Looking across my body of work, the persistent inquiry into how painting can function as a site of connection rather than assertion is deeply bound up with what I have come to understand as the healing potential of art itself. My personal experience with making art has been profoundly restorative; painting has helped me move through difficult emotional landscapes and find presence in moments of loss, anxiety, and transition. This lived experience has shaped my belief that creative engagement can offer a powerful path toward shifting focus from something painful toward something generative.
This belief resonates with clinical and psychological research on art therapy—a discipline that uses creative processes like painting and drawing within a therapeutic context to support emotional expression, psychological resilience, and well-being. Art therapy has been shown to help people express themselves more freely, improve emotional health, and enhance interpersonal relationships, particularly in conditions such as anxiety, depression, and trauma where verbal expression alone may be limited.

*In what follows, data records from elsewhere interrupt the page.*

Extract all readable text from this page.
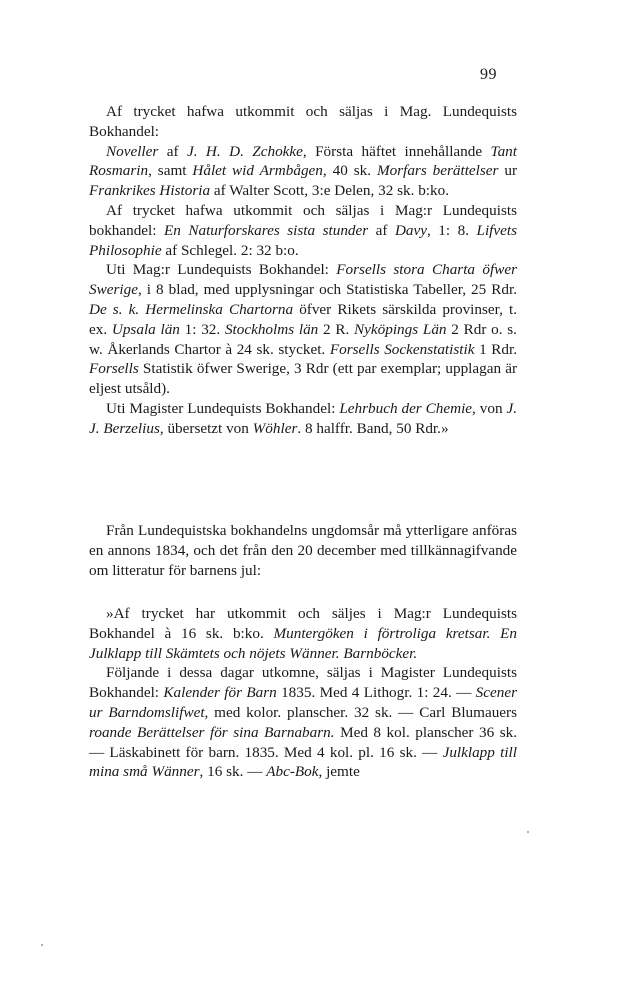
99

Af trycket hafwa utkommit och säljas i Mag. Lundequists Bokhandel:

Noveller af J. H. D. Zchokke, Första häftet innehållande Tant Rosmarin, samt Hålet wid Armbågen, 40 sk. Morfars berättelser ur Frankrikes Historia af Walter Scott, 3:e Delen, 32 sk. b:ko.

Af trycket hafwa utkommit och säljas i Mag:r Lundequists bokhandel: En Naturforskares sista stunder af Davy, 1: 8. Lifvets Philosophie af Schlegel. 2: 32 b:o.

Uti Mag:r Lundequists Bokhandel: Forsells stora Charta öfwer Swerige, i 8 blad, med upplysningar och Statistiska Tabeller, 25 Rdr. De s. k. Hermelinska Chartorna öfver Rikets särskilda provinser, t. ex. Upsala län 1: 32. Stockholms län 2 R. Nyköpings Län 2 Rdr o. s. w. Åkerlands Chartor à 24 sk. stycket. Forsells Sockenstatistik 1 Rdr. Forsells Statistik öfwer Swerige, 3 Rdr (ett par exemplar; upplagan är eljest utsåld).

Uti Magister Lundequists Bokhandel: Lehrbuch der Chemie, von J. J. Berzelius, übersetzt von Wöhler. 8 halffr. Band, 50 Rdr.»

Från Lundequistska bokhandelns ungdomsår må ytterligare anföras en annons 1834, och det från den 20 december med tillkännagifvande om litteratur för barnens jul:

»Af trycket har utkommit och säljes i Mag:r Lundequists Bokhandel à 16 sk. b:ko. Muntergöken i förtroliga kretsar. En Julklapp till Skämtets och nöjets Wänner. Barnböcker.

Följande i dessa dagar utkomne, säljas i Magister Lundequists Bokhandel: Kalender för Barn 1835. Med 4 Lithogr. 1: 24. — Scener ur Barndomslifwet, med kolor. planscher. 32 sk. — Carl Blumauers roande Berättelser för sina Barnabarn. Med 8 kol. planscher 36 sk. — Läskabinett för barn. 1835. Med 4 kol. pl. 16 sk. — Julklapp till mina små Wänner, 16 sk. — Abc-Bok, jemte
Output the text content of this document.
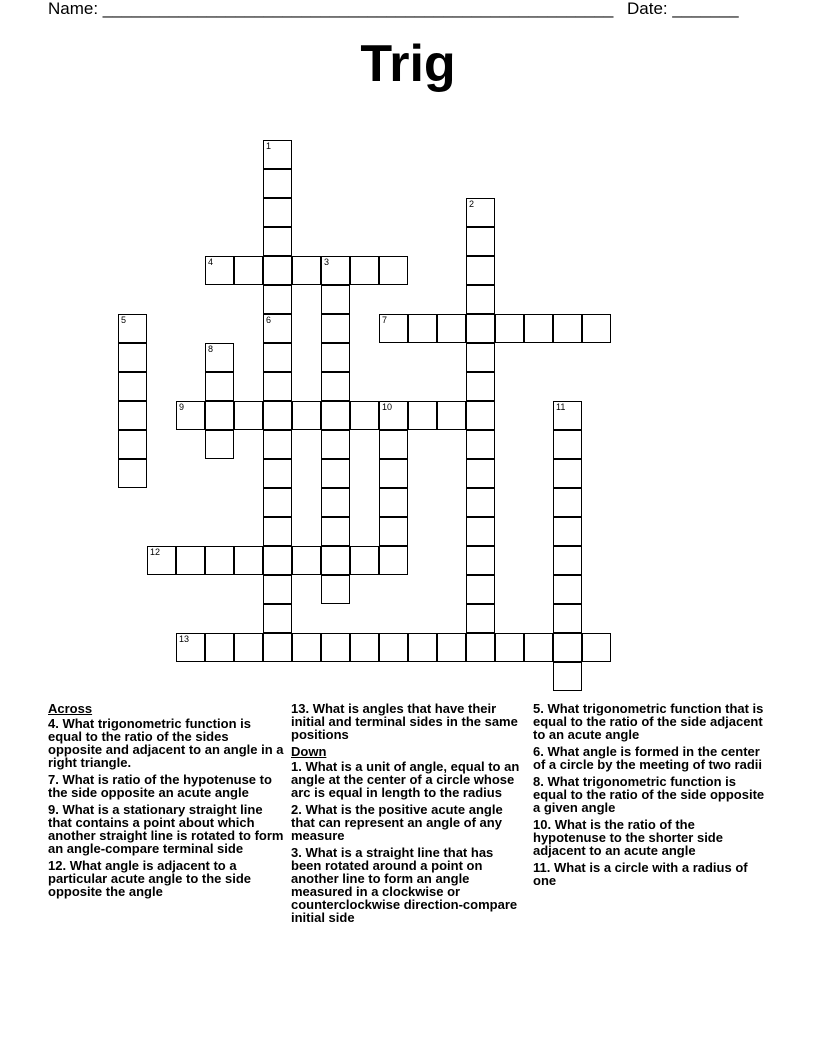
Name: ______________________________________________________ Date: _______
Trig
4	3
7
9	10
12
13
1
2
5	6
8
11
Across
4. What trigonometric function is equal to the ratio of the sides opposite and adjacent to an angle in a right triangle.
7. What is ratio of the hypotenuse to the side opposite an acute angle
9. What is a stationary straight line that contains a point about which another straight line is rotated to form an angle-compare terminal side
12. What angle is adjacent to a particular acute angle to the side opposite the angle
13. What is angles that have their initial and terminal sides in the same positions
Down
1. What is a unit of angle, equal to an angle at the center of a circle whose arc is equal in length to the radius
2. What is the positive acute angle that can represent an angle of any measure
3. What is a straight line that has been rotated around a point on another line to form an angle measured in a clockwise or counterclockwise direction-compare initial side
5. What trigonometric function that is equal to the ratio of the side adjacent to an acute angle
6. What angle is formed in the center of a circle by the meeting of two radii
8. What trigonometric function is equal to the ratio of the side opposite a given angle
10. What is the ratio of the hypotenuse to the shorter side adjacent to an acute angle
11. What is a circle with a radius of one
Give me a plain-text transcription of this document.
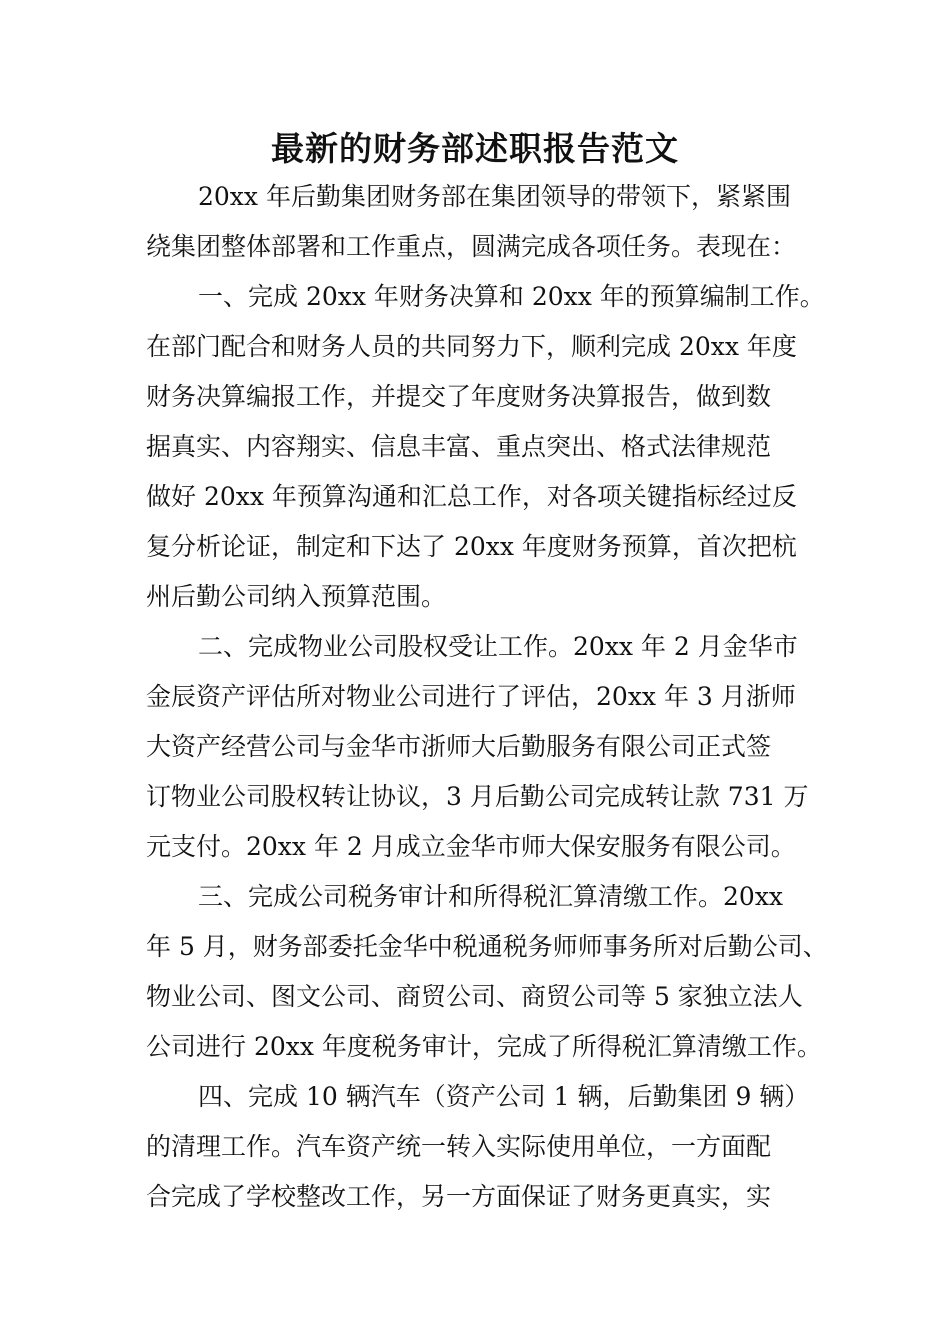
最新的财务部述职报告范文

20xx 年后勤集团财务部在集团领导的带领下，紧紧围

绕集团整体部署和工作重点，圆满完成各项任务。表现在：

一、完成 20xx 年财务决算和 20xx 年的预算编制工作。

在部门配合和财务人员的共同努力下，顺利完成 20xx 年度

财务决算编报工作，并提交了年度财务决算报告，做到数

据真实、内容翔实、信息丰富、重点突出、格式法律规范

做好 20xx 年预算沟通和汇总工作，对各项关键指标经过反

复分析论证，制定和下达了 20xx 年度财务预算，首次把杭

州后勤公司纳入预算范围。

二、完成物业公司股权受让工作。20xx 年 2 月金华市

金辰资产评估所对物业公司进行了评估，20xx 年 3 月浙师

大资产经营公司与金华市浙师大后勤服务有限公司正式签

订物业公司股权转让协议，3 月后勤公司完成转让款 731 万

元支付。20xx 年 2 月成立金华市师大保安服务有限公司。

三、完成公司税务审计和所得税汇算清缴工作。20xx

年 5 月，财务部委托金华中税通税务师师事务所对后勤公司、

物业公司、图文公司、商贸公司、商贸公司等 5 家独立法人

公司进行 20xx 年度税务审计，完成了所得税汇算清缴工作。

四、完成 10 辆汽车（资产公司 1 辆，后勤集团 9 辆）

的清理工作。汽车资产统一转入实际使用单位，一方面配

合完成了学校整改工作，另一方面保证了财务更真实，实
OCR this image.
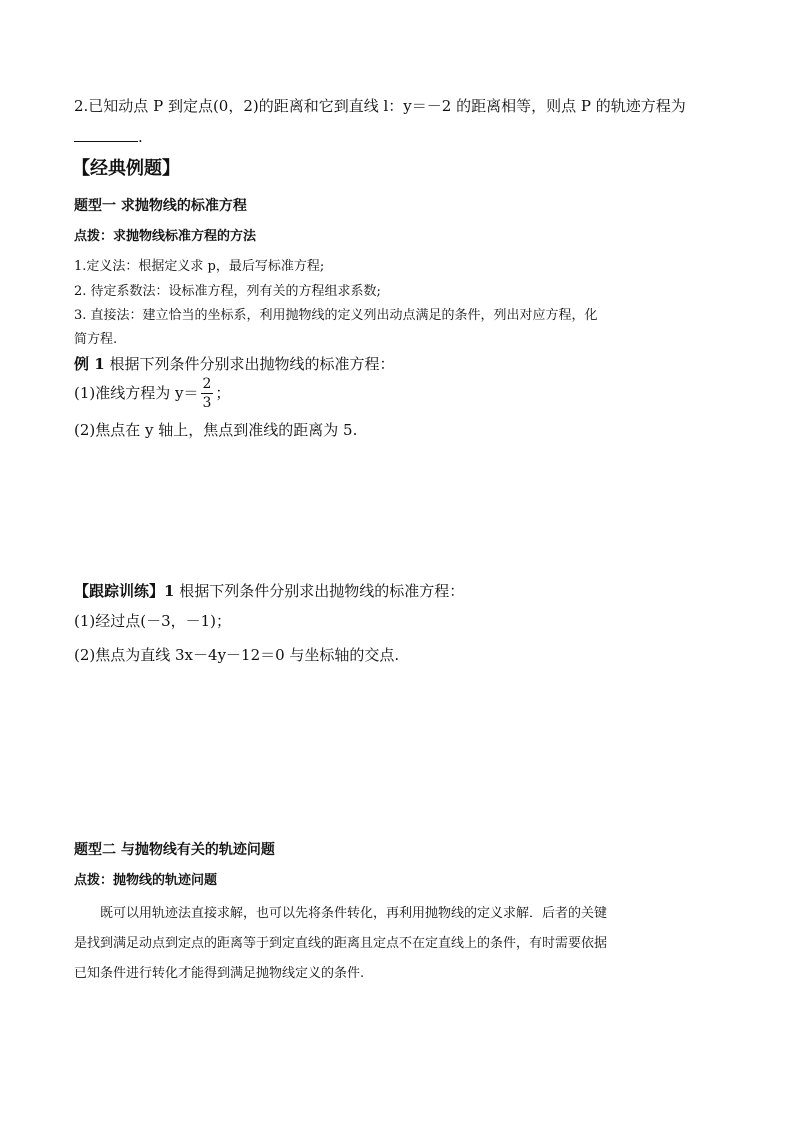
2.已知动点 P 到定点(0，2)的距离和它到直线 l：y＝－2 的距离相等，则点 P 的轨迹方程为
.
【经典例题】
题型一 求抛物线的标准方程
点拨：求抛物线标准方程的方法
1.定义法：根据定义求 p，最后写标准方程;
2. 待定系数法：设标准方程，列有关的方程组求系数;
3. 直接法：建立恰当的坐标系，利用抛物线的定义列出动点满足的条件，列出对应方程，化
简方程.
例 1 根据下列条件分别求出抛物线的标准方程：
(1)准线方程为 $y= \frac{2}{3}$ ；
(2)焦点在 y 轴上，焦点到准线的距离为 5.
【跟踪训练】1 根据下列条件分别求出抛物线的标准方程：
(1)经过点(－3，－1)；
(2)焦点为直线 3x－4y－12＝0 与坐标轴的交点.
题型二 与抛物线有关的轨迹问题
点拨：抛物线的轨迹问题
既可以用轨迹法直接求解，也可以先将条件转化，再利用抛物线的定义求解．后者的关键
是找到满足动点到定点的距离等于到定直线的距离且定点不在定直线上的条件，有时需要依据
已知条件进行转化才能得到满足抛物线定义的条件.
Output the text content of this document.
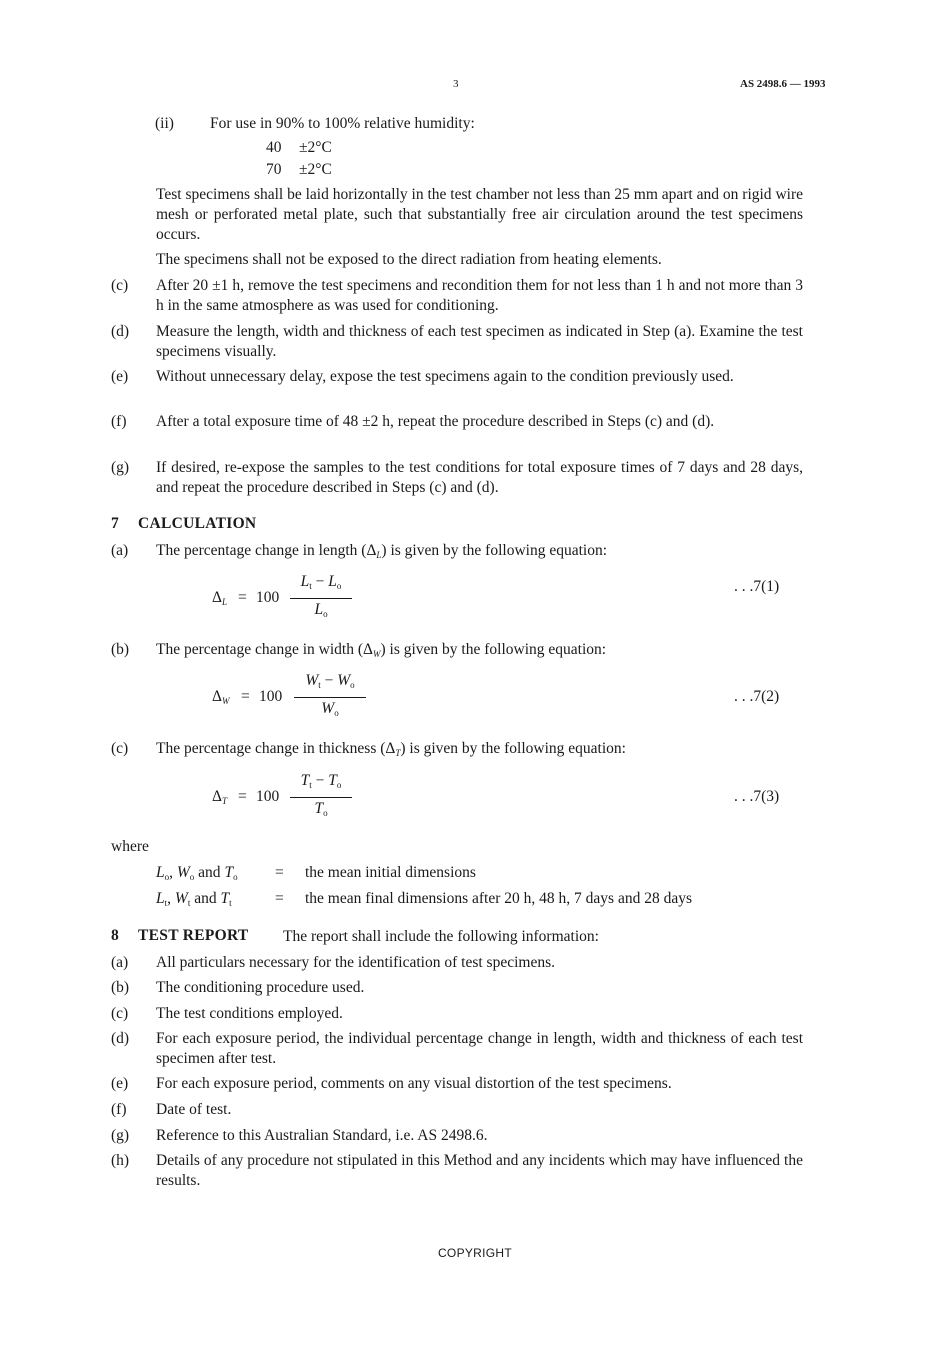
3	AS 2498.6 — 1993
(ii) For use in 90% to 100% relative humidity:
40 ±2°C
70 ±2°C
Test specimens shall be laid horizontally in the test chamber not less than 25 mm apart and on rigid wire mesh or perforated metal plate, such that substantially free air circulation around the test specimens occurs.
The specimens shall not be exposed to the direct radiation from heating elements.
(c) After 20 ±1 h, remove the test specimens and recondition them for not less than 1 h and not more than 3 h in the same atmosphere as was used for conditioning.
(d) Measure the length, width and thickness of each test specimen as indicated in Step (a). Examine the test specimens visually.
(e) Without unnecessary delay, expose the test specimens again to the condition previously used.
(f) After a total exposure time of 48 ±2 h, repeat the procedure described in Steps (c) and (d).
(g) If desired, re-expose the samples to the test conditions for total exposure times of 7 days and 28 days, and repeat the procedure described in Steps (c) and (d).
7 CALCULATION
(a) The percentage change in length $(\Delta_L)$ is given by the following equation:
$\Delta_L = 100$
$L_t - L_o$
$L_o$
. . .7(1)
(b) The percentage change in width $(\Delta_W)$ is given by the following equation:
$\Delta_W = 100$
$W_t - W_o$
$W_o$
. . .7(2)
(c) The percentage change in thickness $(\Delta_T)$ is given by the following equation:
$\Delta_T = 100$
$T_t - T_o$
$T_o$
. . .7(3)
where
$L_o$, $W_o$ and $T_o$ = the mean initial dimensions
$L_t$, $W_t$ and $T_t$	= the mean final dimensions after 20 h, 48 h, 7 days and 28 days
8 TEST REPORT The report shall include the following information:
(a) All particulars necessary for the identification of test specimens.
(b) The conditioning procedure used.
(c) The test conditions employed.
(d) For each exposure period, the individual percentage change in length, width and thickness of each test specimen after test.
(e) For each exposure period, comments on any visual distortion of the test specimens.
(f) Date of test.
(g) Reference to this Australian Standard, i.e. AS 2498.6.
(h) Details of any procedure not stipulated in this Method and any incidents which may have influenced the results.
COPYRIGHT
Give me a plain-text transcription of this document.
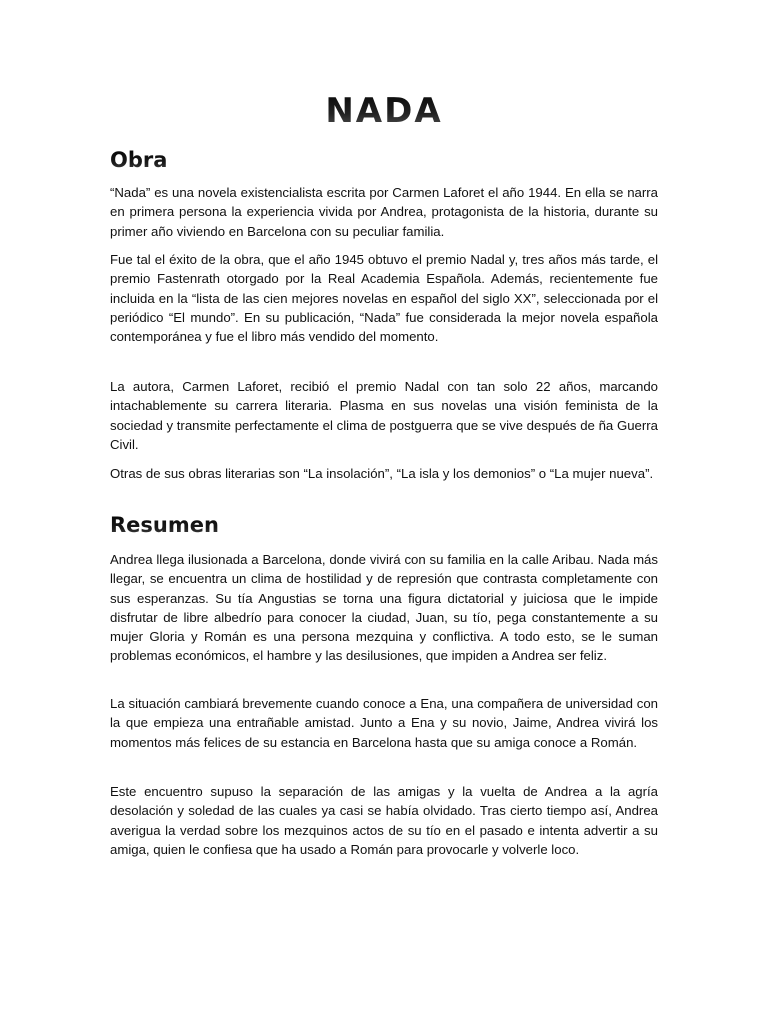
NADA
Obra

“Nada” es una novela existencialista escrita por Carmen Laforet el año 1944. En ella se narra en primera persona la experiencia vivida por Andrea, protagonista de la historia, durante su primer año viviendo en Barcelona con su peculiar familia.

Fue tal el éxito de la obra, que el año 1945 obtuvo el premio Nadal y, tres años más tarde, el premio Fastenrath otorgado por la Real Academia Española. Además, recientemente fue incluida en la “lista de las cien mejores novelas en español del siglo XX”, seleccionada por el periódico “El mundo”. En su publicación, “Nada” fue considerada la mejor novela española contemporánea y fue el libro más vendido del momento.

La autora, Carmen Laforet, recibió el premio Nadal con tan solo 22 años, marcando intachablemente su carrera literaria. Plasma en sus novelas una visión feminista de la sociedad y transmite perfectamente el clima de postguerra que se vive después de ña Guerra Civil.

Otras de sus obras literarias son “La insolación”, “La isla y los demonios” o “La mujer nueva”.

Resumen

Andrea llega ilusionada a Barcelona, donde vivirá con su familia en la calle Aribau. Nada más llegar, se encuentra un clima de hostilidad y de represión que contrasta completamente con sus esperanzas. Su tía Angustias se torna una figura dictatorial y juiciosa que le impide disfrutar de libre albedrío para conocer la ciudad, Juan, su tío, pega constantemente a su mujer Gloria y Román es una persona mezquina y conflictiva. A todo esto, se le suman problemas económicos, el hambre y las desilusiones, que impiden a Andrea ser feliz.

La situación cambiará brevemente cuando conoce a Ena, una compañera de universidad con la que empieza una entrañable amistad. Junto a Ena y su novio, Jaime, Andrea vivirá los momentos más felices de su estancia en Barcelona hasta que su amiga conoce a Román.

Este encuentro supuso la separación de las amigas y la vuelta de Andrea a la agría desolación y soledad de las cuales ya casi se había olvidado. Tras cierto tiempo así, Andrea averigua la verdad sobre los mezquinos actos de su tío en el pasado e intenta advertir a su amiga, quien le confiesa que ha usado a Román para provocarle y volverle loco.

Studies also indicate that art-making can reduce distress, improve mood, and enhance quality of life when compared with control groups who did not engage in artistic processes. In clinical settings, art therapy is increasingly recognized as a complementary treatment that may ease symptoms of mental health conditions and facilitate emotional processing in ways that traditional therapies sometimes cannot.
For me, this research underscores what I have seen in my own practice—and what I hope others experience through engagement with art. Painting does more than represent an idea: it invites presence, slows perception, and opens space for reflection. It allows individuals to access and articulate complex feelings in ways that bypass the limitations of language. In this way, art becomes a shared language of the human condition—one that can speak to love, grief, joy, and resilience across cultures and contexts.
Philosophically, I see my future practice continuing to explore these questions: how can painting hold emotional complexity without prescribing a single reading? How can creative experience support emotional regulation, presence, and connection in a world that often prioritizes speed and distraction? These inquiries remain urgent because they speak not only to artistic concerns, but to the fundamental human need for meaning, empathy, and shared presence.
Ultimately, my mission is not only to make work that resonates aesthetically, but to invite others into a creative experience that feels life-affirming and accessible—especially for those navigating struggle. I want people to feel seen by the work, to find their own stories and emotions reflected, and to discover that through engagement with art there can be a pathway toward connection, understanding, and well-being.